Clapton and Harrison were rather close, as Clapton extensively collaborated with The Beatles—Harrison above all. Shortly after Boyd and Harrison divorced in 1977, Boyd married Clapton in 1979; however, Clapton and Boyd, too, divorced in 1989. Boyd reflected on her marriage to both Harrison and Clapton to the Sydney Morning Herald:
“We connected and it was all on very quickly,” said Boyd. “[Harrison] was the one who wanted to get married; my memory of marriage was of my mother having two husbands. Once George and I married, I didn’t want to get divorced but it happened eventually…we drifted in different directions.
“I married Eric Clapton in 1979…I had that wonderful, childlike belief that love would last forever. You don’t realize until you live through life that fairytales aren’t true.”
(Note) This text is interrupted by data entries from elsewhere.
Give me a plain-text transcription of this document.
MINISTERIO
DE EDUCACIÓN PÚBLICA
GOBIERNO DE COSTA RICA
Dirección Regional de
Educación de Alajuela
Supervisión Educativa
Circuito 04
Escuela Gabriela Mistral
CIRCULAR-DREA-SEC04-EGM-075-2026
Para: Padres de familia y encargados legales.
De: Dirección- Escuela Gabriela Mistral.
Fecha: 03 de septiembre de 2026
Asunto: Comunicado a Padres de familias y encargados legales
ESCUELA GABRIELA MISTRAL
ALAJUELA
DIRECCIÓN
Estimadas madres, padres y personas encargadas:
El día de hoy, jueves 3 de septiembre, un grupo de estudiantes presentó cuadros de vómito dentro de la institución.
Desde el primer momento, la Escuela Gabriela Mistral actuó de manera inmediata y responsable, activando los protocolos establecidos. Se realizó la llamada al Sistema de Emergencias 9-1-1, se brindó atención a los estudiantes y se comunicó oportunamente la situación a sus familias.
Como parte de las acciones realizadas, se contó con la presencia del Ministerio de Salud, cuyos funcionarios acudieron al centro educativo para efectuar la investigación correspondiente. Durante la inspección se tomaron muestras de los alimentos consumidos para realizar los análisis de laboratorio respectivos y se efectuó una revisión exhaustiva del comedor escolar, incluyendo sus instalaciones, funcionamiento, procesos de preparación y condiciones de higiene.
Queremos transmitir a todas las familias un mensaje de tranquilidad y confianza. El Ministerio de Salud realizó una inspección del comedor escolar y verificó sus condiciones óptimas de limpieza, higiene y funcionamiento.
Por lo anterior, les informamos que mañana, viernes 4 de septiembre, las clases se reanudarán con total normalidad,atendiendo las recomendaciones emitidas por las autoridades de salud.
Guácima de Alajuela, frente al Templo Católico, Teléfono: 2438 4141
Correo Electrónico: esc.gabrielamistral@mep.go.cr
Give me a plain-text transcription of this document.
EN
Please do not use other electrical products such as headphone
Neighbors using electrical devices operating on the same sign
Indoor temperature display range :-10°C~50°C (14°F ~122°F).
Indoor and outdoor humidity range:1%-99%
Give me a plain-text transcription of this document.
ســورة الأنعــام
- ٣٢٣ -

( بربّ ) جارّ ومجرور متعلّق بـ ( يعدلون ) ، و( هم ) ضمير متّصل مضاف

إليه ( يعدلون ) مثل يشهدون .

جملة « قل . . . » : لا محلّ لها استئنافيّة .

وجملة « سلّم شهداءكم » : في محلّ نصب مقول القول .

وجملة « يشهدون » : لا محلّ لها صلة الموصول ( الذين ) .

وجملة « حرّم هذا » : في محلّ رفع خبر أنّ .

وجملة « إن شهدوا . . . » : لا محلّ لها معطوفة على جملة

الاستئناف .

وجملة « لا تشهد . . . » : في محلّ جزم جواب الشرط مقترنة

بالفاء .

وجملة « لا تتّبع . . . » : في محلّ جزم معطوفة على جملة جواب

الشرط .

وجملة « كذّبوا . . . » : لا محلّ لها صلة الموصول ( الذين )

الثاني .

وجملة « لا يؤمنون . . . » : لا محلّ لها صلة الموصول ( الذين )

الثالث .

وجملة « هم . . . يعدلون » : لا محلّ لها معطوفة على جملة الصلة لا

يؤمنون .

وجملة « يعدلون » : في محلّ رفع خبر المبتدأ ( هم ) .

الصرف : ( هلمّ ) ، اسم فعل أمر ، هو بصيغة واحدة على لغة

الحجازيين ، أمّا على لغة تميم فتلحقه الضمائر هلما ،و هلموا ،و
“Layla and Other Assorted Love Songs” can be described as painfully desperate, passionate and uncompromising in its endeavors to express a voracious longing or desire. Take, for instance, the wailing guitar in the album’s second track, Bell Bottom Blues, matched by Clapton’s outcry: “Do you want to see me crawl across the floor? Do you wanna hear me to beg you to take me back? I’d gladly do it, ‘cause I don’t wanna fade away. Give me one more day, please.”
The depths of Clapton’s sincerity can be felt through fast-paced, electrifying songs, like “Bell Bottom Blues” or “Why Does Love Got to Be So Sad,” to sweetly melodic songs like “I Am Yours,” the album’s fifth track.
As previously stated, the album features a prominent blues presence. Of course, Clapton’s musical personality has been immensely influenced and shaped by blues music since he was an adolescent. However, Allman’s impact on Clapton’s ability is greatly discerned in the album, certainly giving way for unbridled creative expression, a sense of earnest, explosive emotion.
Notably, “Layla,” the album’s title and ever-popular track, excellently exemplifies not only Clapton’s yearning and hunger but the anguish of unreciprocated affection. From the very beginning, audiences are ensnared by the moving drama as Clapton continues, crying out to “Layla” in the chorus, exclaiming, “Layla, you’ve got me on my knees! Layla, I beg you. Darlin’, please. Darlin’, won’t you ease my worried mind?” Soon following, Clapton’s wailing guitar is hushed, fading and melting into a heartfelt piano solo.
“Layla and Other Assorted Love Songs” is certainly a thrilling listening experience, as Clapton captures the essence of tumultuous and daring love. A love comparable to that of Layla and Majnun.